Since 2014, home has been in the French-speaking part of Switzerland. As of 2024, all 3 kids (22, 20 and 16) are still living at home, which means there are basically 5 adults in the house. It’s a lot, sometimes 😬.

But on the plus side I’ve moved my office space off the upstairs landing and into my very own basement room. It has a big desk, a huge monitor, bookshelves, a sofabed and a door I can close. It’s chilly in the winter but pleasantly cool in the summer. I love it 😍.

Hobbies

Sewing: I bought myself a vintage Bernina sewing machine off Facebook Marketplace and I LOVE IT. It’s smooth, it’s quiet, it makes beautifully neat stitches. I’m gradually sewing myself a wardrobe of clothes that are comfortable and which suit my personality and lifestyle. Natural fabrics, roomy dimensions, multiple pockets for phone, reading glasses and credit cards, and any custom features I fancy.

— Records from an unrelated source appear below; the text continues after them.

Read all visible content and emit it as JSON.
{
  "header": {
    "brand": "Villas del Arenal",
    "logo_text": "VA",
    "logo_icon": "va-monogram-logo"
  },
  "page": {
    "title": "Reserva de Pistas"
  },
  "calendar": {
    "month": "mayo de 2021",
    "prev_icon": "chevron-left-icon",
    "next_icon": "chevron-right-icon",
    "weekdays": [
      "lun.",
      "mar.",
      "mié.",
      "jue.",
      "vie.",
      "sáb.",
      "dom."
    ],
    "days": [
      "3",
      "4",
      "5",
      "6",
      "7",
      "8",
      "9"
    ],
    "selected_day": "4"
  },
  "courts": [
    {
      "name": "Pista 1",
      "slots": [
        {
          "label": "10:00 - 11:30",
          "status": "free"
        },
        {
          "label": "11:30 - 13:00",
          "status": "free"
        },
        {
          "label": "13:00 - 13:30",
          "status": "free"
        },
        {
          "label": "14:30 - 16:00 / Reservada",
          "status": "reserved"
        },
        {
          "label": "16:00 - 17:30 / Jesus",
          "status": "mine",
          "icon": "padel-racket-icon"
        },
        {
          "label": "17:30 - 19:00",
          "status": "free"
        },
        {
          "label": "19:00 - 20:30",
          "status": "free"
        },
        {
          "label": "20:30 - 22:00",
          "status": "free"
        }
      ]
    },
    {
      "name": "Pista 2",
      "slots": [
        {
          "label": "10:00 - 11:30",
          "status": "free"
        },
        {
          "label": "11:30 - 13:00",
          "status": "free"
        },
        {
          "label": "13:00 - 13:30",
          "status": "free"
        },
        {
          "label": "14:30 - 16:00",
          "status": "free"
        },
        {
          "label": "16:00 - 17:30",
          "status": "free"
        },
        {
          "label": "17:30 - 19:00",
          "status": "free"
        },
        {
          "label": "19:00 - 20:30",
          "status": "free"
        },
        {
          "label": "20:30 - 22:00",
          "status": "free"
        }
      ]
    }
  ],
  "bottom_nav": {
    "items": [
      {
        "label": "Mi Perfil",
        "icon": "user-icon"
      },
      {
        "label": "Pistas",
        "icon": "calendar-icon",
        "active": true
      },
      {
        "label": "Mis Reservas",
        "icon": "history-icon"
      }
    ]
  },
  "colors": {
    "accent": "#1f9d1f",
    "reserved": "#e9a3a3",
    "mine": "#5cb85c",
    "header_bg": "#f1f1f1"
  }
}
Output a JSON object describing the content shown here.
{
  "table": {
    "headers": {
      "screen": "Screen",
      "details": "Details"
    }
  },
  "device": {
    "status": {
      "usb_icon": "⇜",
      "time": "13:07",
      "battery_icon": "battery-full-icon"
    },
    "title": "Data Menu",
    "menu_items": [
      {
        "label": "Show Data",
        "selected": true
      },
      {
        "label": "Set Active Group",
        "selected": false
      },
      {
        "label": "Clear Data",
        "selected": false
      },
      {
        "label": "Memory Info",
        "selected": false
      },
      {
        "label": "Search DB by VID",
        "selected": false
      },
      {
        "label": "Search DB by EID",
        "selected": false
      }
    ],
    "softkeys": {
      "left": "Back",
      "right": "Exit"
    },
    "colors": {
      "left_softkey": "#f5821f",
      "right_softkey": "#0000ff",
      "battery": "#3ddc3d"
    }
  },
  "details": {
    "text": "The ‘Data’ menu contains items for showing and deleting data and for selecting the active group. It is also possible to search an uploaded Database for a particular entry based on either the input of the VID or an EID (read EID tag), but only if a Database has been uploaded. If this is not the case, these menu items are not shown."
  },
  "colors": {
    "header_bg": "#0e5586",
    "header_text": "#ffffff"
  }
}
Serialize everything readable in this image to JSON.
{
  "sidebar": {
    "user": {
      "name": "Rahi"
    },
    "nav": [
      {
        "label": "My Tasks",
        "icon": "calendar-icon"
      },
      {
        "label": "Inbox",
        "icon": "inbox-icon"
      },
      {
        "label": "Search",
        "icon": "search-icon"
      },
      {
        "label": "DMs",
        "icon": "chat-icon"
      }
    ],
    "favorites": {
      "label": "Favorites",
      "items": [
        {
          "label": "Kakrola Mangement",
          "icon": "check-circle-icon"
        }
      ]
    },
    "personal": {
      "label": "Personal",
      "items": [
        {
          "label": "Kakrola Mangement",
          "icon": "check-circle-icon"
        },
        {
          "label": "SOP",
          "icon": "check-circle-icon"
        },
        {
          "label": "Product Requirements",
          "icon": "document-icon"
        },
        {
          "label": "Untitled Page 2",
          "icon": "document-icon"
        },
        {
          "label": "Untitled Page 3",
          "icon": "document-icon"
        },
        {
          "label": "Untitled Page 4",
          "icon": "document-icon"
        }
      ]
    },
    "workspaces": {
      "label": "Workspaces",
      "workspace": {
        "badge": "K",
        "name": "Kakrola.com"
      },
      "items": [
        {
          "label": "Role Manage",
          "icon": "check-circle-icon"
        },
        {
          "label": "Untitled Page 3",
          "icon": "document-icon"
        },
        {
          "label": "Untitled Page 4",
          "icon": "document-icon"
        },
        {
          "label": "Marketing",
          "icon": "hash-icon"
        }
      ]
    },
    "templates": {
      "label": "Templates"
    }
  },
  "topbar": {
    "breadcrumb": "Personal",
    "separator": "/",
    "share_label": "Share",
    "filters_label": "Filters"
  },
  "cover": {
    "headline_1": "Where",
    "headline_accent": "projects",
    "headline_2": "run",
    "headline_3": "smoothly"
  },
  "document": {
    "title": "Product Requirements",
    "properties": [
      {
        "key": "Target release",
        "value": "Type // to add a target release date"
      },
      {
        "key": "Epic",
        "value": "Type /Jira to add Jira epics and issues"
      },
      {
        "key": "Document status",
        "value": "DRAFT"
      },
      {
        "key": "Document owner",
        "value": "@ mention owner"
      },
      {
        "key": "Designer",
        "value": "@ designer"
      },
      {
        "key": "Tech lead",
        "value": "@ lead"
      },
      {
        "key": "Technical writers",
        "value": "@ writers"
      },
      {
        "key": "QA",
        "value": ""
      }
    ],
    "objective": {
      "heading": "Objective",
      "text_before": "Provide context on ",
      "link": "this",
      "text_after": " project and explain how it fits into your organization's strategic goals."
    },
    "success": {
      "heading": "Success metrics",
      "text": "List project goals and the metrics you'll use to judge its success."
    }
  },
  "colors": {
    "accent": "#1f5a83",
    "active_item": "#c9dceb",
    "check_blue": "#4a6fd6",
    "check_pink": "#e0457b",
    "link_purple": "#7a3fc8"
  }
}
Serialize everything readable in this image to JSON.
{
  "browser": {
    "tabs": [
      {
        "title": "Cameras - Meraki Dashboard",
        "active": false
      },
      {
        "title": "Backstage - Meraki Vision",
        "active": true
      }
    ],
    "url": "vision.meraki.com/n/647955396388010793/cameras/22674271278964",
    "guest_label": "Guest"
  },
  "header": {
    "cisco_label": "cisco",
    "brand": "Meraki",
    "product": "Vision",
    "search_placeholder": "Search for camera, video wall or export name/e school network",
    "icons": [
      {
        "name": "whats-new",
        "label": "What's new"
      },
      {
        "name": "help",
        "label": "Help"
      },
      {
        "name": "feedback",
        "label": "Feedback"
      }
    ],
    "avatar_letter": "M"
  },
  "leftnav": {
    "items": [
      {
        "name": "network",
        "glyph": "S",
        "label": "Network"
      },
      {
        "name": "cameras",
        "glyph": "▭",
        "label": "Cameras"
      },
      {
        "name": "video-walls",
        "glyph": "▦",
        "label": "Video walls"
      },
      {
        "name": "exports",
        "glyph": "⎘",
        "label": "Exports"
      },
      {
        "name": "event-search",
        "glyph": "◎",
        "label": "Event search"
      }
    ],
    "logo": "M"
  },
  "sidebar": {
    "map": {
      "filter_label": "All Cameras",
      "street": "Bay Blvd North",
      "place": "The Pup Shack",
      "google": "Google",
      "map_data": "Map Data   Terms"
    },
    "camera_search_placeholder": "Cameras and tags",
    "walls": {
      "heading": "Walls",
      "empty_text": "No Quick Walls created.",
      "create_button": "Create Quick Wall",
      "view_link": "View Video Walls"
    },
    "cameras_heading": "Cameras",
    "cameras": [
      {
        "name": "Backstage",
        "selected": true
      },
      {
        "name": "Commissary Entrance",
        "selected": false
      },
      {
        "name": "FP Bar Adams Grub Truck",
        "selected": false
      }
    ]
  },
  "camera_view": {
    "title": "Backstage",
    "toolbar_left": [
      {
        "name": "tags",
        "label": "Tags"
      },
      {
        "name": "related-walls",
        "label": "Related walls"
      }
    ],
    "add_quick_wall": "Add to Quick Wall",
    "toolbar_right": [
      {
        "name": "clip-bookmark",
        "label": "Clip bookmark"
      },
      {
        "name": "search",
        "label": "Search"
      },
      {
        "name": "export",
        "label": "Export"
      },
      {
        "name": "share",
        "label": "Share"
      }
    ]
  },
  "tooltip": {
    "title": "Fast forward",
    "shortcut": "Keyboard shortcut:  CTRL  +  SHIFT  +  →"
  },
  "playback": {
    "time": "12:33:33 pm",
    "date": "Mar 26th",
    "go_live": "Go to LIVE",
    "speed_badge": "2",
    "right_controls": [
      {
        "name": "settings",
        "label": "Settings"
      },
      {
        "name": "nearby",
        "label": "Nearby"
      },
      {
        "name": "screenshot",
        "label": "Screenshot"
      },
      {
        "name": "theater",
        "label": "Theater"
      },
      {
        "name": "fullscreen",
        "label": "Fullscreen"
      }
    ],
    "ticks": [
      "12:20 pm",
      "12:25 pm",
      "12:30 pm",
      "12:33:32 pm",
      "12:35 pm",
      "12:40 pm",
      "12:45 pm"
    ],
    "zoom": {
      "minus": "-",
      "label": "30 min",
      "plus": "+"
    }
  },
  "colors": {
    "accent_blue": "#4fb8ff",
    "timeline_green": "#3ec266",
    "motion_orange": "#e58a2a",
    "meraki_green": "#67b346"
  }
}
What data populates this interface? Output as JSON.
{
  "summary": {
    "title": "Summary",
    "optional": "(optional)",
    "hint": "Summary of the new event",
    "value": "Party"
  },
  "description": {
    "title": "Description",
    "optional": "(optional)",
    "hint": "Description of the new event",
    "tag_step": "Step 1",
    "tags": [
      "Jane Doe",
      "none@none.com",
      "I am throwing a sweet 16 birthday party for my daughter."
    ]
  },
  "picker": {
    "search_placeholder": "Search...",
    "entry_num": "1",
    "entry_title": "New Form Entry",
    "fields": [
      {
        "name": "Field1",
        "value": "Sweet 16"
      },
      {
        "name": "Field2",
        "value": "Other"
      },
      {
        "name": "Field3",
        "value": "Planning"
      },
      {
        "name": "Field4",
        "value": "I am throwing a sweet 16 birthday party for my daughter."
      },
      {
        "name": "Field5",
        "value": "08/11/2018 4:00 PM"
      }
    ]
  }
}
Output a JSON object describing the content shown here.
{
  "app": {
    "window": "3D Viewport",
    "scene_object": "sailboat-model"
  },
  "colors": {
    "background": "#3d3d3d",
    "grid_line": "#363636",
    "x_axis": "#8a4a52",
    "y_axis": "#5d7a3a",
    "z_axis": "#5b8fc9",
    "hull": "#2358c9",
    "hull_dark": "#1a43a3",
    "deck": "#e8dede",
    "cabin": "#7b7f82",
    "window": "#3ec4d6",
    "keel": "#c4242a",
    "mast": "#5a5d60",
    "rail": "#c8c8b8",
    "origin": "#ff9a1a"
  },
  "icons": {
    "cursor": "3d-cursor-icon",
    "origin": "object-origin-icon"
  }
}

Typing: I also bought myself a vintage Hermes typewriter because, I dunno, I’m now into heavy Swiss-made vintage equipment, apparently. It needs a bit of TLC but I’ll sluice it out with white spirit sometime this summer when I can leave it out in the sun to dry.

Other stuff

AI: I’m fascinated by it. I try to keep up with what’s going on but find it a bit overwhelming. However, I’m pretty good at jumping on all the latest models and spending hours testing them. But I do feel like as long as I pay attention to what Ethan Mollick and Rob Lennon are saying, I won’t be too badly out of touch.

Automation: I love building stuff with Make.com. Is it bad that I will happily spend an entire week creating an automation that saves me 15 minutes a month?

Work

I’ve been a professional translator, both in-house and freelance, since 1993. But AI has been getting so good recently that I believe I have maybe 2 years (tops) before the robots make me completely obsolete.

So I’m looking for alternative ways to make a living, my main focus being Notion consultancy.

I just completed my Notion Essentials certification and am working towards the rest.

Reading

I decided I wanted to have another go at the Malazan series by Steven Erikson, but I stopped about 60% through the first book (Gardens of the Moon) to read Shogun. That might have been a mistake.

But I did enjoy Shogun. Watching the TV series, I found myself getting confused, and wondered if that was because a lot of the context was missing. I was right, the books are easier to understand.

My escape fantasy

I used to tell people that, if everything in my life went horribly wrong and I had to start over from nothing, I’d become a long-distance lorry driver.

Pros: You don’t have to talk to people. You don’t spend much money. You can listen to loads of podcasts. Cons: Haemorrhoids. Traffic jams. Terrible motorway food. Laybys that smell of piss. And I have trouble parking my car, not sure how I’d handle a lorry.

BUT I’ve had a better idea.

If I had to leave my life, I’d apply for a job as a cocktail pianist on a cruise ship. I reckon with a couple of weeks’ practice I’d have a big enough repertoire to play for two hours without repeating myself. If I could throw in a bit of classical I could probably stretch it to 3.

Pros: I wouldn’t spend much money. I’d get to see new places. I’d become a much better pianist. Cons: Seasickness. Small living quarters, possibly shared. I’m terrified of performing.

In any case, I think it’s useful to have that in my back pocket.